I do not remember ever being told to delete a roster.

The hacking attempts I'm told were from Russia appeared in my inbox as emails that looked like they were from Google but were actually phishing attempts. If I clicked through and entered my existing password, I would have handed the hackers total access to my account, likely without ever noticing they were using it.

As a result of that infiltration, they would have had access to the rosters I was receiving at the time, as well as those I had received in the past and any I received thereafter.

Did Russian hackers actually access my inbox? According to the AP, the unique link in at least one of the multiple hacking attempts sent to me was clicked at some point. Whether it was by me is impossible to tell, the reporter told me, since the AP has found that sometimes the hackers clicked through their own links to make sure they were working.

To the best of my recollection, I did not click it. But maybe I did. Do you remember what you clicked any given day three years ago?

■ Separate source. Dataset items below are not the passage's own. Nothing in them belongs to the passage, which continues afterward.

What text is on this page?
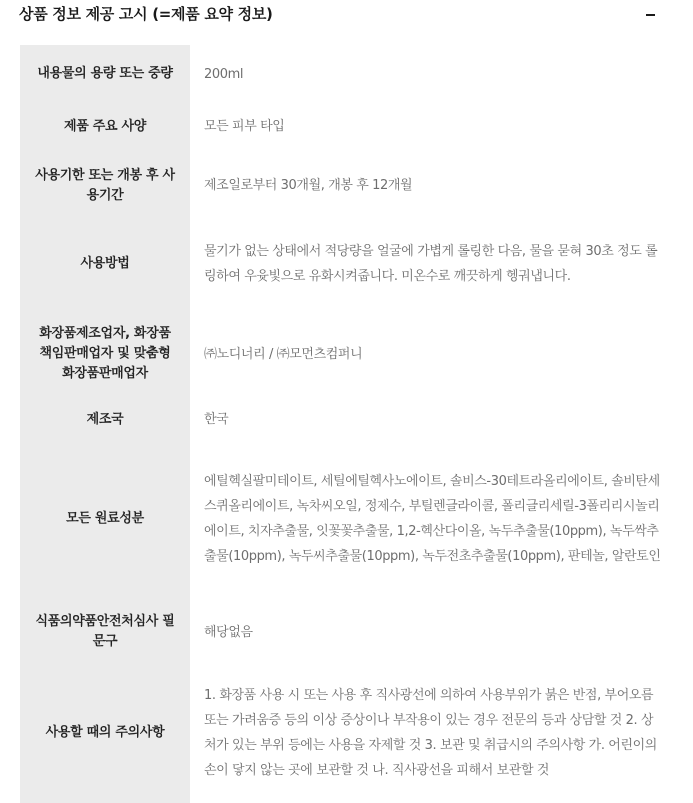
상품 정보 제공 고시 (=제품 요약 정보)
내용물의 용량 또는 중량	200ml
제품 주요 사양	모든 피부 타입
사용기한 또는 개봉 후 사용기간	제조일로부터 30개월, 개봉 후 12개월
사용방법	물기가 없는 상태에서 적당량을 얼굴에 가볍게 롤링한 다음, 물을 묻혀 30초 정도 롤링하여 우윳빛으로 유화시켜줍니다. 미온수로 깨끗하게 헹궈냅니다.
화장품제조업자, 화장품책임판매업자 및 맞춤형 화장품판매업자	㈜노디너리 / ㈜모먼츠컴퍼니
제조국	한국
모든 원료성분	에틸헥실팔미테이트, 세틸에틸헥사노에이트, 솔비스-30테트라올리에이트, 솔비탄세스퀴올리에이트, 녹차씨오일, 정제수, 부틸렌글라이콜, 폴리글리세릴-3폴리리시놀리에이트, 치자추출물, 잇꽃꽃추출물, 1,2-헥산다이올, 녹두추출물(10ppm), 녹두싹추출물(10ppm), 녹두씨추출물(10ppm), 녹두전초추출물(10ppm), 판테놀, 알란토인
식품의약품안전처심사 필 문구	해당없음
사용할 때의 주의사항	1. 화장품 사용 시 또는 사용 후 직사광선에 의하여 사용부위가 붉은 반점, 부어오름 또는 가려움증 등의 이상 증상이나 부작용이 있는 경우 전문의 등과 상담할 것 2. 상처가 있는 부위 등에는 사용을 자제할 것 3. 보관 및 취급시의 주의사항 가. 어린이의 손이 닿지 않는 곳에 보관할 것 나. 직사광선을 피해서 보관할 것
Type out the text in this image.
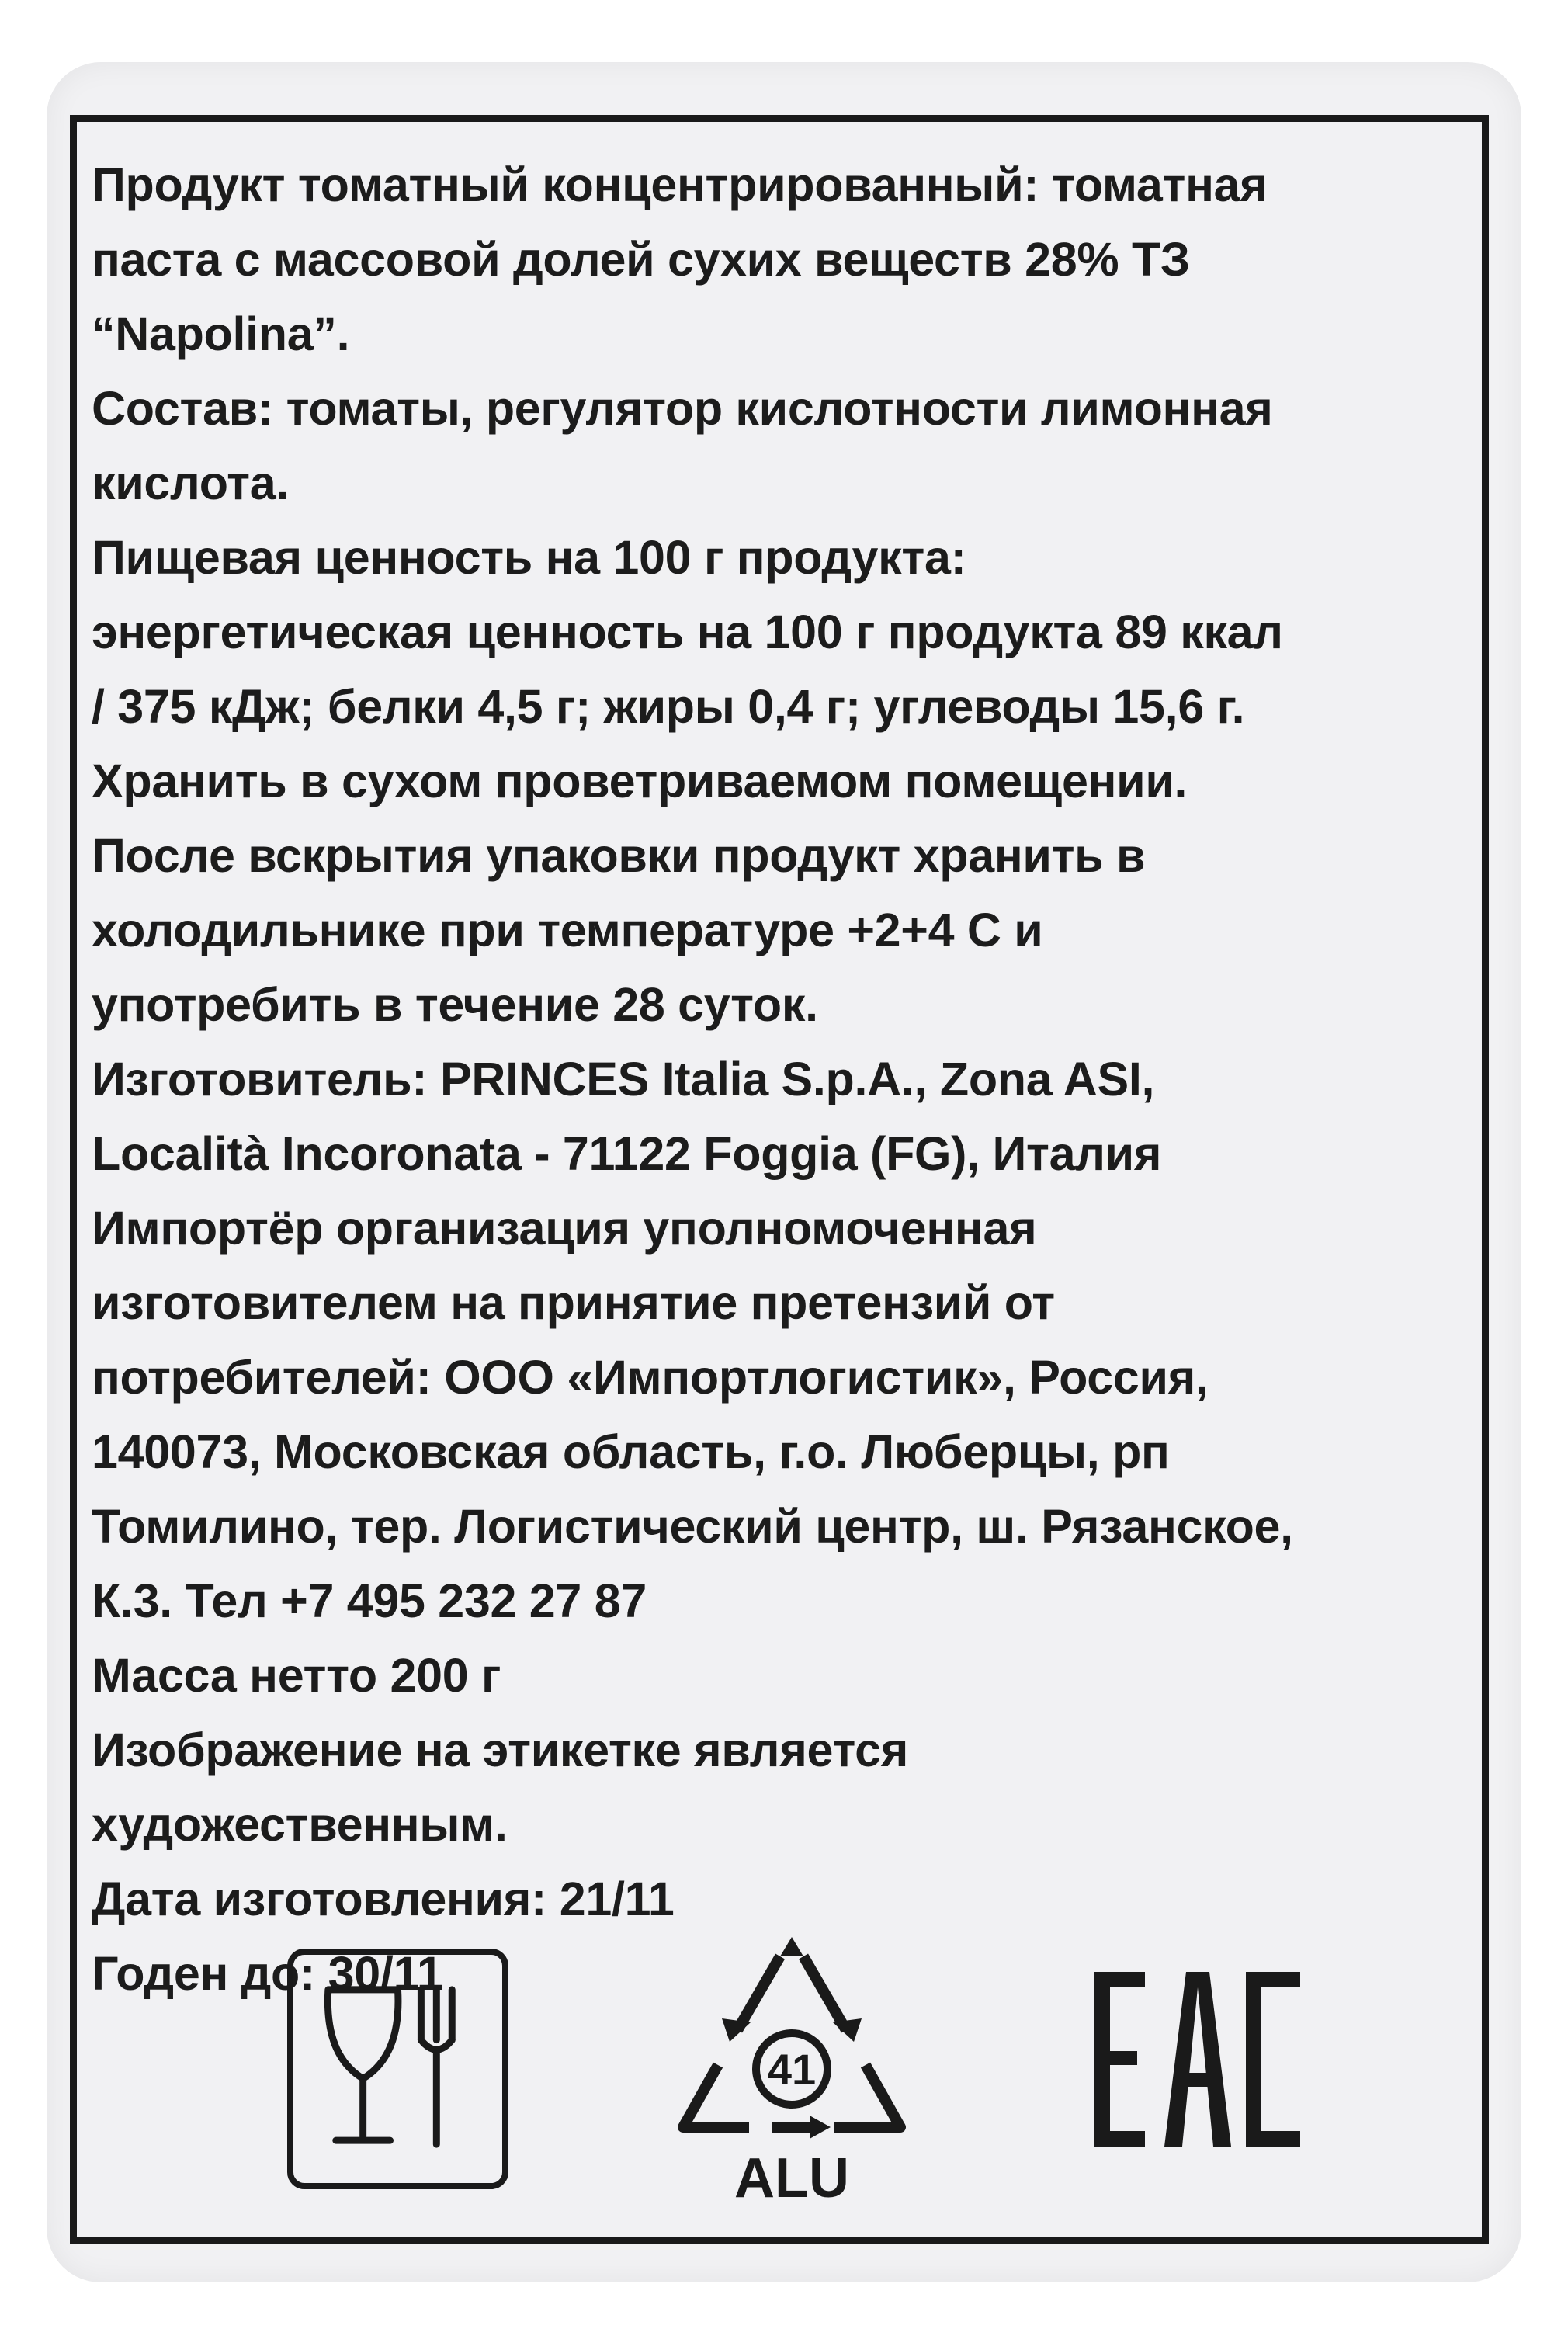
Продукт томатный концентрированный: томатная
паста с массовой долей сухих веществ 28% ТЗ
“Napolina”.
Состав: томаты, регулятор кислотности лимонная
кислота.
Пищевая ценность на 100 г продукта:
энергетическая ценность на 100 г продукта 89 ккал
/ 375 кДж; белки 4,5 г; жиры 0,4 г; углеводы 15,6 г.
Хранить в сухом проветриваемом помещении.
После вскрытия упаковки продукт хранить в
холодильнике при температуре +2+4 С и
употребить в течение 28 суток.
Изготовитель: PRINCES Italia S.p.A., Zona ASI,
Località Incoronata - 71122 Foggia (FG), Италия
Импортёр организация уполномоченная
изготовителем на принятие претензий от
потребителей: ООО «Импортлогистик», Россия,
140073, Московская область, г.о. Люберцы, рп
Томилино, тер. Логистический центр, ш. Рязанское,
К.3. Тел +7 495 232 27 87
Масса нетто 200 г
Изображение на этикетке является
художественным.
Дата изготовления: 21/11
Годен до: 30/11
41
ALU
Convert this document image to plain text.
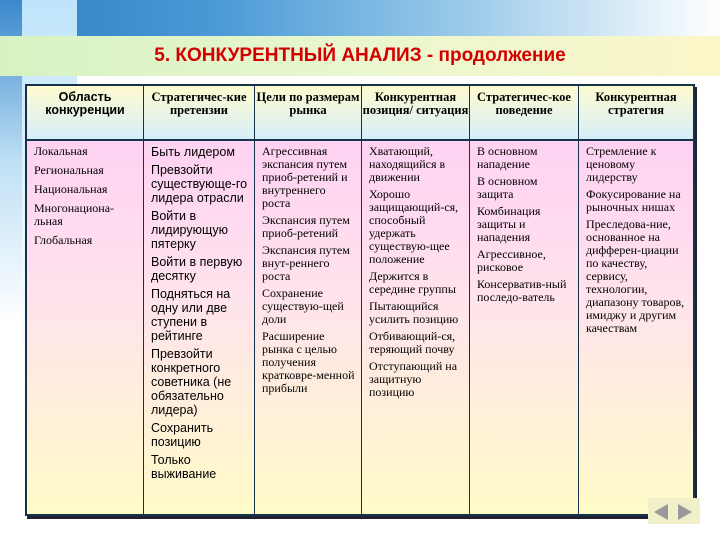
5. КОНКУРЕНТНЫЙ АНАЛИЗ - продолжение
Область конкуренции

Локальная

Региональная

Национальная

Многонациона-льная

Глобальная

Стратегичес-кие претензии

Быть лидером

Превзойти существующе-го лидера отрасли

Войти в лидирующую пятерку

Войти в первую десятку

Подняться на одну или две ступени в рейтинге

Превзойти конкретного советника (не обязательно лидера)

Сохранить позицию

Только выживание

Цели по размерам рынка

Агрессивная экспансия путем приоб-ретений и внутреннего роста

Экспансия путем приоб-ретений

Экспансия путем внут-реннего роста

Сохранение существую-щей доли

Расширение рынка с целью получения кратковре-менной прибыли

Конкурентная позиция/ ситуация

Хватающий, находящийся в движении

Хорошо защищающий-ся, способный удержать существую-щее положение

Держится в середине группы

Пытающийся усилить позицию

Отбивающий-ся, теряющий почву

Отступающий на защитную позицию

Стратегичес-кое поведение

В основном нападение

В основном защита

Комбинация защиты и нападения

Агрессивное, рисковое

Консерватив-ный последо-ватель

Конкурентная стратегия

Стремление к ценовому лидерству

Фокусирование на рыночных нишах

Преследова-ние, основанное на дифферен-циации по качеству, сервису, технологии, диапазону товаров, имиджу и другим качествам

No matter how you shake it out, the hacking attempts on my account and the information that was potentially compromised must spark some hard conversations at the Pentagon about how we treat military family information and protect the people who handle it.

Should we be emailing it out? Is it fair to rely on volunteers to keep it secure?

If family information and security is valuable to the Army -- and it should be -- putting cash behind staffing a family support job is not just appropriate, it's a necessary security investment.

Leaders must also update and enforce FRG standards to eliminate the unsecured sharing of personal family information.